Illumina Library Prep
The protocol for doing a library prep using Illumina kit.
Note: This protocol is unfinished
Background
Before you start this, you should determine the barcodes and index scheme for your library.
Then, you should draw an outline of what is happening at each step in this protocol:
Example Genomic Library Prep with inline barcodes and dual indexes
This protocol is based on the KAPA Hyper Prep Kit protocol with added notes from both Jon Puritz and Sara Schaal. We performed the protocol using half reactions of everything compared to the original protocol.
Kits used
- KAPA Hyper Prep Kit (Kit Code: KK8505)
Materials needed
500 ng of DNA in 25 uL of RNAse free water that is sheared to the size appropriate for your library
Primers at 15 uM (aliquots of i5 and i7 custom primers if using)
Adapters at 15 uM (aliquots of annealed custom adapters if using)
KAPA beads (or other beads)
Equipment needed
Thermo Mixer set at 20C and 400 rpm (this can be done in the thermocycler as well if you don’t have a thermo Mixer)
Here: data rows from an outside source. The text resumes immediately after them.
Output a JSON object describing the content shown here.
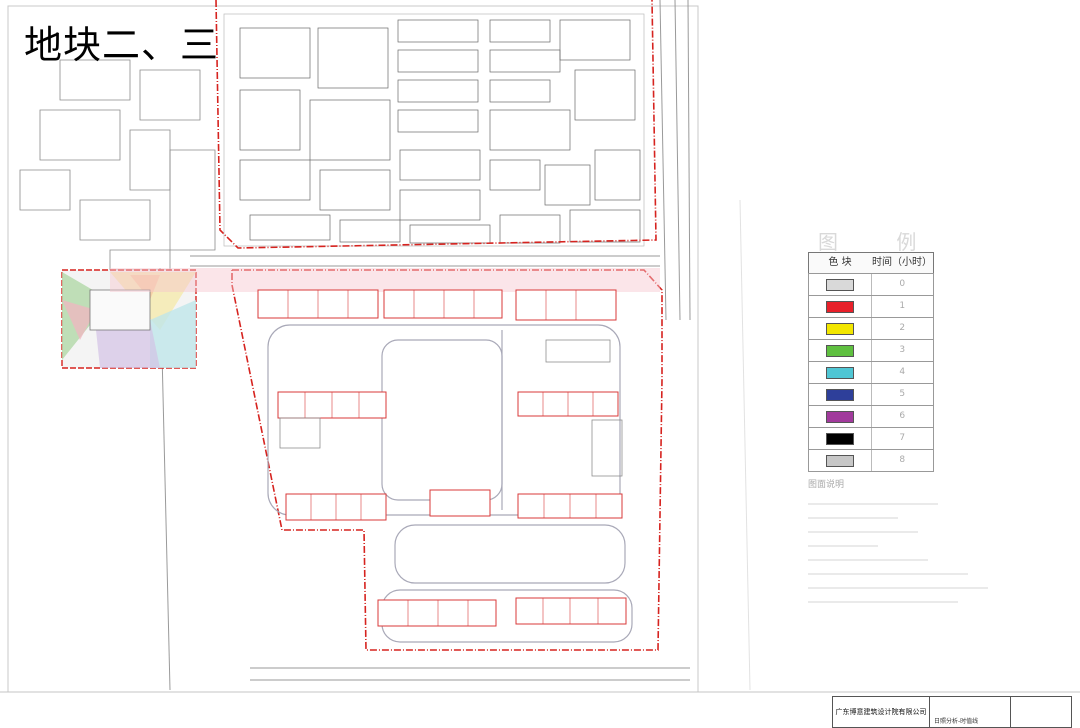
{
  "slide": {
    "title": "地块二、三"
  },
  "legend": {
    "title": "图 例",
    "col_color": "色 块",
    "col_time": "时间（小时）",
    "rows": [
      {
        "hours": "0",
        "color": "#d9d9d9"
      },
      {
        "hours": "1",
        "color": "#e8202a"
      },
      {
        "hours": "2",
        "color": "#f2e600"
      },
      {
        "hours": "3",
        "color": "#5fc040"
      },
      {
        "hours": "4",
        "color": "#4fc6d4"
      },
      {
        "hours": "5",
        "color": "#2e3f9a"
      },
      {
        "hours": "6",
        "color": "#a13a9c"
      },
      {
        "hours": "7",
        "color": "#000000"
      },
      {
        "hours": "8",
        "color": "#c7c7c7"
      }
    ]
  },
  "notes_heading": "图面说明",
  "title_block": {
    "company": "广东博意建筑设计院有限公司",
    "drawing_name": "日照分析-时值线"
  }
}
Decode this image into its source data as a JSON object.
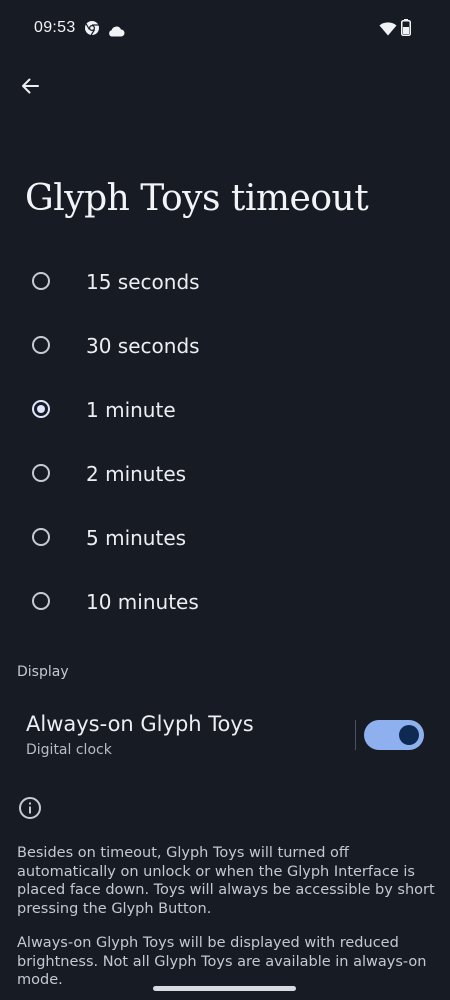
{
  "status_bar": {
    "time": "09:53",
    "icons": [
      "chrome-icon",
      "cloud-icon",
      "wifi-icon",
      "battery-icon"
    ]
  },
  "header": {
    "back_icon": "arrow-left-icon",
    "title": "Glyph Toys timeout"
  },
  "timeout_options": [
    {
      "label": "15 seconds",
      "selected": false
    },
    {
      "label": "30 seconds",
      "selected": false
    },
    {
      "label": "1 minute",
      "selected": true
    },
    {
      "label": "2 minutes",
      "selected": false
    },
    {
      "label": "5 minutes",
      "selected": false
    },
    {
      "label": "10 minutes",
      "selected": false
    }
  ],
  "display": {
    "section_label": "Display",
    "always_on": {
      "title": "Always-on Glyph Toys",
      "subtitle": "Digital clock",
      "enabled": true
    }
  },
  "info": {
    "icon": "info-icon",
    "paragraph1": "Besides on timeout, Glyph Toys will turned off automatically on unlock or when the Glyph Interface is placed face down. Toys will always be accessible by short pressing the Glyph Button.",
    "paragraph2": "Always-on Glyph Toys will be displayed with reduced brightness. Not all Glyph Toys are available in always-on mode."
  },
  "colors": {
    "background": "#171c24",
    "accent": "#8fb0ee",
    "toggle_knob": "#0f2a52"
  }
}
Thermocycler - preprogrammed to have all thermocycler steps already set up: End Repair and A-Tailing and PCR.
Magnetic Bead Rack
Tips & Exposables
filtered 10 uL
filtered 20-200 uL
Strip tubes or individual tubes depending on how many libraries you are prepping
Protocol
End Repair & A-tailing
1.1 Assemble each end repair and A-tailing reaction in a tube or well of a PCR plate as follows:
| Component | Volume |
|---|---|
| Fragmented Double Stranded DNA | 25 uL |
| End Repair & A-tailing Buffer | 3.5 uL |
| End Repair & A-tailing Enzyme | 1.5 uL |
| Total Volume | 30 uL |
Depending on how many libraries you are prepping, you can make a master mix of the buffer and enzyme to add to each sample well. If you do this, be sure to add about 10% volume of each component due to pipetting error.
1.2 Vortex gently and spin down briefly. Return the plate/tube(s) to ice. Proceed immediately to the next step. 1.3 Incubate libraries in thermocycler set to the following protocol:
| Step | Temp | Time |
|---|---|---|
| End Repair & A-Tailing | 20 C | 30 min |
| ’’ | 65 C | 30 min |
| HOLD | 4 C | * |
1.4 Proceed immediately to Adapter Ligation
Adapter Ligation
2.1 In the same plate/tube(s) in which end repair and A-tailing was performed, assemble each adapter ligation reaction as follows:
| Component | Volume |
|---|---|
| End Repair & A-Tailing Reaction Product | 30 uL |
| Adapter stock (concentration as required) | 2.5 uL |
| PCR-grade water | 2.5 uL |
| Ligation Buffer | 15 uL |
| DNA Ligase | 5 uL |
| Total Volume | 55 uL |
Again, at this step you can make a master mix of the buffer, Ligase enzyme and water. If you do this, be sure to add about 10% volume of each component due to pipetting error.
2.2 Mix thoroughly by pipetting up and down 15 times and centrifuge briefly. 2.3 Incubate at 20C for 60 minutes on the ThermoMixer with the rotations set at 400 rpm. 2.4 After incubation, proceed immediately to the next step
Post-Ligation Cleanup
3.1 In the same plate/tube(s), perform a 0.8X bead based cleanup by combining the following:
| Component | Volume |
|---|---|
| Adapter ligation reaction product | 55 uL |
| KAPA Pure Beads | 44 uL |
| Total Volume | 99 uL |
3.2 Mix thoroughly by pipetting up and down 15 times. 3.3 Incubate the plate/tube(s) at room temperature for 10 min to bind DNA to the beads.